House Speaker Gaye Symington today offered more details of her plan to play up "Why Vermont Works." You surely read about the idea in last Sunday's Free Press (but available
here in case you missed it) after Symington pitched it to the House Democratic caucus.
Symington was listening to the Red Sox in the World Series on the radio when she heard Massachusetts Gov. Deval Patrick giving a Massachusetts business success story. Shouldn't Vermont similarly play up its successes? she said. Over the air during Frost Heaves games, Vermonters could be hearing the story of Company X in Vermont, planting seeds of thought among their themselves and their friends about how they, too, could build a successful business in Vermont.
How's the idea work for you? If it putting a new paint job on a sagging house or are Vermont's successes going untold? You can read the still-in-the-works proposal
here.
The Lake Champlain Chamber of Commerce has taken to Symingotn's idea. The governor's office isn't dismissing it. Which doesn't mean they're all on the exact same page about it.
Symington says this has been missing in Vermont, by which she means that Gov. Jim Douglas too often dwells on what's wrong with Vermont.

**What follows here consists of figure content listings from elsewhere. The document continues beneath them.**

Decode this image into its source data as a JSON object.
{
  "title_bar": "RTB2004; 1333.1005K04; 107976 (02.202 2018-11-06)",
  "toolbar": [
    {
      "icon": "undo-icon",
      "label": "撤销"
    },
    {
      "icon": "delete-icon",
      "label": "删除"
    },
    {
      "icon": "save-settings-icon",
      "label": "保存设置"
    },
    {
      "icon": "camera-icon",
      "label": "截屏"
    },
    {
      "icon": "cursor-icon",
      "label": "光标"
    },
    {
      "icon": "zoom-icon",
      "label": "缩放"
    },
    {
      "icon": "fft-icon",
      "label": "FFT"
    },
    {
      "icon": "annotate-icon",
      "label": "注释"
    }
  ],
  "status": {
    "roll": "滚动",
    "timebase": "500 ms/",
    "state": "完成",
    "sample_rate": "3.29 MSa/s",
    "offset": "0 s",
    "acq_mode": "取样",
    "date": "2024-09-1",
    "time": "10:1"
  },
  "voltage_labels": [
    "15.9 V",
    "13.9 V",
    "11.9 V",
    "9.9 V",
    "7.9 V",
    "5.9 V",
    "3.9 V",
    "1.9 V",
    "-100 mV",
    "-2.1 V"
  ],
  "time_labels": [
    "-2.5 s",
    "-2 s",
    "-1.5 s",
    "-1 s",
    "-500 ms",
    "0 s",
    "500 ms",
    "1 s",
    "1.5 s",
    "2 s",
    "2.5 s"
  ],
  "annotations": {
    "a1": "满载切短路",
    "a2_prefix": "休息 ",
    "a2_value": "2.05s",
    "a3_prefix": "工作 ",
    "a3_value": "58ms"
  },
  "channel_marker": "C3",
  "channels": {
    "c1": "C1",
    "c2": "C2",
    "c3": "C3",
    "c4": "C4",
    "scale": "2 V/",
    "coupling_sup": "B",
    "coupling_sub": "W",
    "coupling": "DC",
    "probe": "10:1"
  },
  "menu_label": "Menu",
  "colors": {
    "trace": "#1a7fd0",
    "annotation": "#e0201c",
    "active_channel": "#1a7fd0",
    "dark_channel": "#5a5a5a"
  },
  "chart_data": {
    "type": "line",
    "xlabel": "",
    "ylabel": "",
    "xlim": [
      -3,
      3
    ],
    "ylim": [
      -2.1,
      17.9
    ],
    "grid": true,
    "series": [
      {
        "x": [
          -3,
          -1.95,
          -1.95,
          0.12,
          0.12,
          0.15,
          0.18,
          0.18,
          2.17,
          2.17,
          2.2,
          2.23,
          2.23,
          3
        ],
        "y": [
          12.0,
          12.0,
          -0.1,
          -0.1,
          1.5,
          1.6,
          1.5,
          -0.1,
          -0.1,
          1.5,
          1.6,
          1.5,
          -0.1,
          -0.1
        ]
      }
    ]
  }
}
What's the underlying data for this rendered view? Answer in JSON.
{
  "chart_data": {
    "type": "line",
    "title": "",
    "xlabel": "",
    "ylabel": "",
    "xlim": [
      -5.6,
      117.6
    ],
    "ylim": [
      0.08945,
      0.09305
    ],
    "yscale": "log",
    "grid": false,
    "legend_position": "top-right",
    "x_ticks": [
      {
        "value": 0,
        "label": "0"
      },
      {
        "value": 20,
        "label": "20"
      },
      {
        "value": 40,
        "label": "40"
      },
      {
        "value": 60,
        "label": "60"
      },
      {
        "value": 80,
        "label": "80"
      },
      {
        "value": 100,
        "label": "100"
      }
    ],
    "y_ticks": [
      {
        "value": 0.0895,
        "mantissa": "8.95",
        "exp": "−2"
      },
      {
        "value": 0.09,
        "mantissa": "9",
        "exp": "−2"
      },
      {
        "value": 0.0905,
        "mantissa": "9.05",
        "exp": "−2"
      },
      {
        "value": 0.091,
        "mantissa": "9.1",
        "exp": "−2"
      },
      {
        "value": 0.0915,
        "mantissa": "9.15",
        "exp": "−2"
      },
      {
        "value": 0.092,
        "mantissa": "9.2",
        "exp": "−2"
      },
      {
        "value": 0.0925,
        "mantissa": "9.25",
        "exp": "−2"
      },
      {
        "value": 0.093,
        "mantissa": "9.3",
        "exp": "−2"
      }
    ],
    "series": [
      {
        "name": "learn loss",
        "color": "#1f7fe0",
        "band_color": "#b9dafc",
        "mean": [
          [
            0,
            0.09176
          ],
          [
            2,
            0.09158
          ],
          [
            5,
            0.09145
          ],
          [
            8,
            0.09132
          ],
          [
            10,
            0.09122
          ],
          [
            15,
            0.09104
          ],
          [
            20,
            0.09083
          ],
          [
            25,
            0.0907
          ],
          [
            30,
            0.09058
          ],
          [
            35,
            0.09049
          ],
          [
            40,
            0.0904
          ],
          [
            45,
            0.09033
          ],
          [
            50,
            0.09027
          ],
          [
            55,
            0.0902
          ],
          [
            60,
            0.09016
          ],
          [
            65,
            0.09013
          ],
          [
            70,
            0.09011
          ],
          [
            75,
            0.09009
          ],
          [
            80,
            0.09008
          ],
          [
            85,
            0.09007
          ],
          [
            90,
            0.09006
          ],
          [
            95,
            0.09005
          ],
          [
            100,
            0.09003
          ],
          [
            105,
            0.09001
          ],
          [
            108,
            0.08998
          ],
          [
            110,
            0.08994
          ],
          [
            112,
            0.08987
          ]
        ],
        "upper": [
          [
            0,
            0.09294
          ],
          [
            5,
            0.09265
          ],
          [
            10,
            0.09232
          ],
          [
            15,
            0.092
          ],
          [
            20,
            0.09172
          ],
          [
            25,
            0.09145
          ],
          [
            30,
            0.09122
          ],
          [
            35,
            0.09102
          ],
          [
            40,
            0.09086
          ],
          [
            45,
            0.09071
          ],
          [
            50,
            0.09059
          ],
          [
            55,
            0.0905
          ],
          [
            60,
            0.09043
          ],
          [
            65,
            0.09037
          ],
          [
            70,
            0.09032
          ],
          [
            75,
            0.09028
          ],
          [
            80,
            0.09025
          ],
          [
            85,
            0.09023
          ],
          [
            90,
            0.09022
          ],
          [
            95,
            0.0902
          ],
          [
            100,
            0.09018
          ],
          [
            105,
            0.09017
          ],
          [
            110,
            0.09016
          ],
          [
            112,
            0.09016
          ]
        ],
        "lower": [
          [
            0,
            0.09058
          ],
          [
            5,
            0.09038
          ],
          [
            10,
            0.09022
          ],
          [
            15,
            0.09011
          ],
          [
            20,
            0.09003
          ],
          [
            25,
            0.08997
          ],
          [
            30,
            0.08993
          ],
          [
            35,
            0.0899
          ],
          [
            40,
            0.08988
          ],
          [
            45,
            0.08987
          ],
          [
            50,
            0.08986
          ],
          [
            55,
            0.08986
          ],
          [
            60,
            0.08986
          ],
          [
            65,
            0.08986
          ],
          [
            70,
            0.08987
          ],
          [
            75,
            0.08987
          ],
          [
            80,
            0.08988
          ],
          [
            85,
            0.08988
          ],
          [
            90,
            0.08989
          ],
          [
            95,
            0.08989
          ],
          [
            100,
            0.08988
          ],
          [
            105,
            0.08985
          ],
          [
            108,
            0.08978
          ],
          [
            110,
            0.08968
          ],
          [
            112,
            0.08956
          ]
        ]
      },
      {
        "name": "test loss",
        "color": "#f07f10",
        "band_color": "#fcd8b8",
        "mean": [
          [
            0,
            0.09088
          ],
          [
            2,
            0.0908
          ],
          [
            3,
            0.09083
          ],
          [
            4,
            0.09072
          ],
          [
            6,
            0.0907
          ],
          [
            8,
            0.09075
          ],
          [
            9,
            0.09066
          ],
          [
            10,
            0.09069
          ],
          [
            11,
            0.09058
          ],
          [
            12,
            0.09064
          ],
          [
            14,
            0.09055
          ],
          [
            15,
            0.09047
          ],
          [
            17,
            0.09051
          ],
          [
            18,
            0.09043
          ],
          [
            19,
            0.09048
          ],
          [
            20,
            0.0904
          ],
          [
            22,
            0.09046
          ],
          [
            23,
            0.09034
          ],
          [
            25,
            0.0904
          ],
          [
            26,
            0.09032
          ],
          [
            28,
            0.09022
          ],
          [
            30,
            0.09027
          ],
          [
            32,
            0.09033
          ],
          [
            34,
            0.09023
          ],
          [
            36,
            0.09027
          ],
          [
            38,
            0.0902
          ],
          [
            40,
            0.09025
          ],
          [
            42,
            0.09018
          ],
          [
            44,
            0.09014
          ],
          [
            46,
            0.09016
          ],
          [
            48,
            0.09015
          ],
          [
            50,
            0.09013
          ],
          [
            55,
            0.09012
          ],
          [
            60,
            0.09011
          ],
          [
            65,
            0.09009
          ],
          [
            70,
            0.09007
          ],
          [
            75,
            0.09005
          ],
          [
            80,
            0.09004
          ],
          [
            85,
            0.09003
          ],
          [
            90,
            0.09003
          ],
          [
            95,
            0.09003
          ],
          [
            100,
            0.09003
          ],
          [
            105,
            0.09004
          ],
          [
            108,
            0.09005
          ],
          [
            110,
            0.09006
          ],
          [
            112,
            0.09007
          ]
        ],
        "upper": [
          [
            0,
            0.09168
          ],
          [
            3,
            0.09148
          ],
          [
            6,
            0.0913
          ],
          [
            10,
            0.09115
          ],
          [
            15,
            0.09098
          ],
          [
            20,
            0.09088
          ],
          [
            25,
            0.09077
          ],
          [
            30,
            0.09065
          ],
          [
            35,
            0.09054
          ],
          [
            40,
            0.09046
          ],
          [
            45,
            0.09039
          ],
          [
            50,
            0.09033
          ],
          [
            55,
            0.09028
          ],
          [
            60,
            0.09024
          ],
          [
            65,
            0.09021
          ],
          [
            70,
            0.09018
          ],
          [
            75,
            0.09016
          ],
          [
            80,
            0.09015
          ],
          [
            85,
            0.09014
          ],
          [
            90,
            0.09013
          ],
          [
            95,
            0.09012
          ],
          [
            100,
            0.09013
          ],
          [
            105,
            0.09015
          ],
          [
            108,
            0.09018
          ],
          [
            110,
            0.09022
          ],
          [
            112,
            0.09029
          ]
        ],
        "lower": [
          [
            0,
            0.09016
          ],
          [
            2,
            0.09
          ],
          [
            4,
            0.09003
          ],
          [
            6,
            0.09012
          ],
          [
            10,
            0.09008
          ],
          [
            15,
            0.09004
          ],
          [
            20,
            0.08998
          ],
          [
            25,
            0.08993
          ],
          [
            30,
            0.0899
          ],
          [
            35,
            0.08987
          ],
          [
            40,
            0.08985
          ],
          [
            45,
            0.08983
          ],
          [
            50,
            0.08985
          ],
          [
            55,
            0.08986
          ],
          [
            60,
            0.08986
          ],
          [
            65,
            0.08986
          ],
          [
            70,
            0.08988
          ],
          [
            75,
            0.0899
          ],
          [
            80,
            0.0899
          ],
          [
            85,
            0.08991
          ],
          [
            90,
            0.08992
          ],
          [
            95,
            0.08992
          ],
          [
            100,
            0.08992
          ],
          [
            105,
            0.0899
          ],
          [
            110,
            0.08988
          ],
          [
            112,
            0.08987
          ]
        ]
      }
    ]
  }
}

"I've gotten more and more frustrated with the negative message," she said. "Much of it is driven by Governor Douglas and the message he puts out but I also think it's the business community."

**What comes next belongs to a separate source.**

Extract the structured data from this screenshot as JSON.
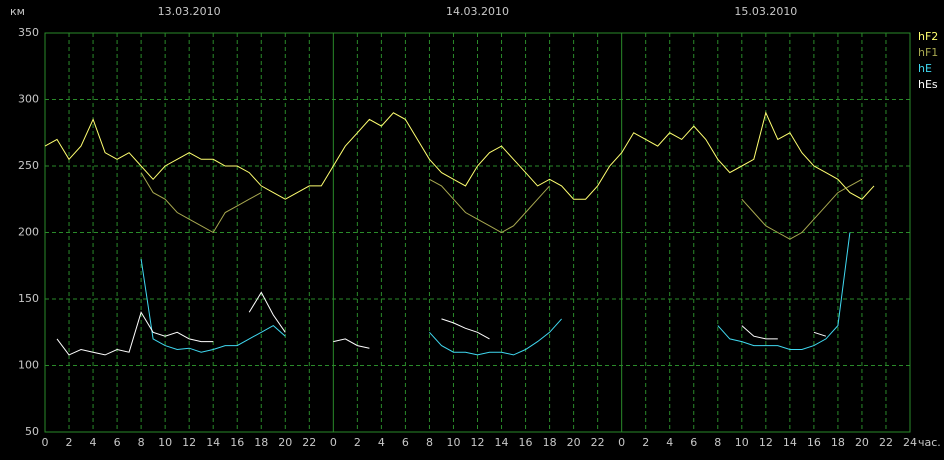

Douglas spokesman Jason Gibbs took exception with that notion (when Douglas is famously cutting ribbons around the state, he said, he is championing new business), but not with Symington's overall idea.

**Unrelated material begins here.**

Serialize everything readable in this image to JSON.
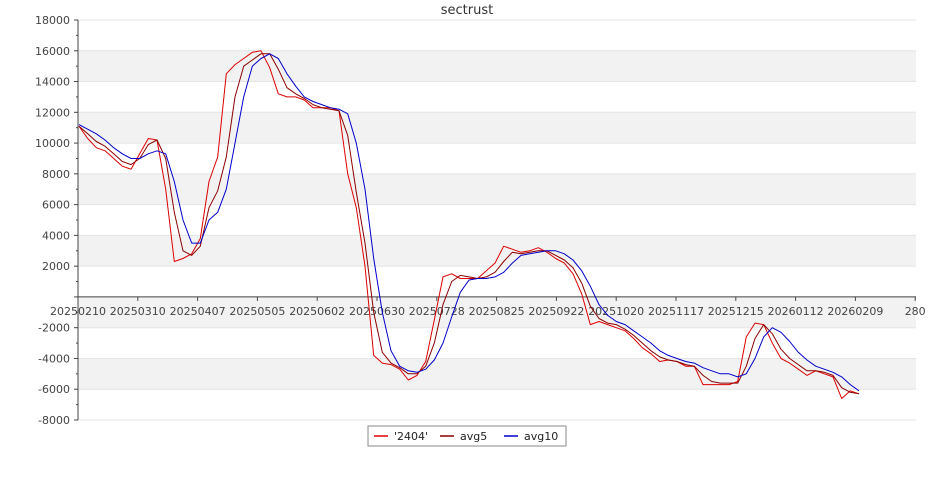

"It's certainly a worthy idea. At the end of the day, however, we've got to put together a complete package that makes relocating from one state to another a good idea," he said and that means making Vermont's housing, energy and other resources affordable. "The key aspect is they're turning attention to the top priority of the state."
Tom Torti, president of the Lake Champlain Chamber of Commerce, said Vermont has a long list of companies that are making a name for themselves and are worth touting, citing as one example Select Design, a Burlington marketing company. "The more we talk about the positive pieces without sticking our heads in the sand, the more other people in similar places are going to think if Select Design can do it, why can't I do it?" Torti said.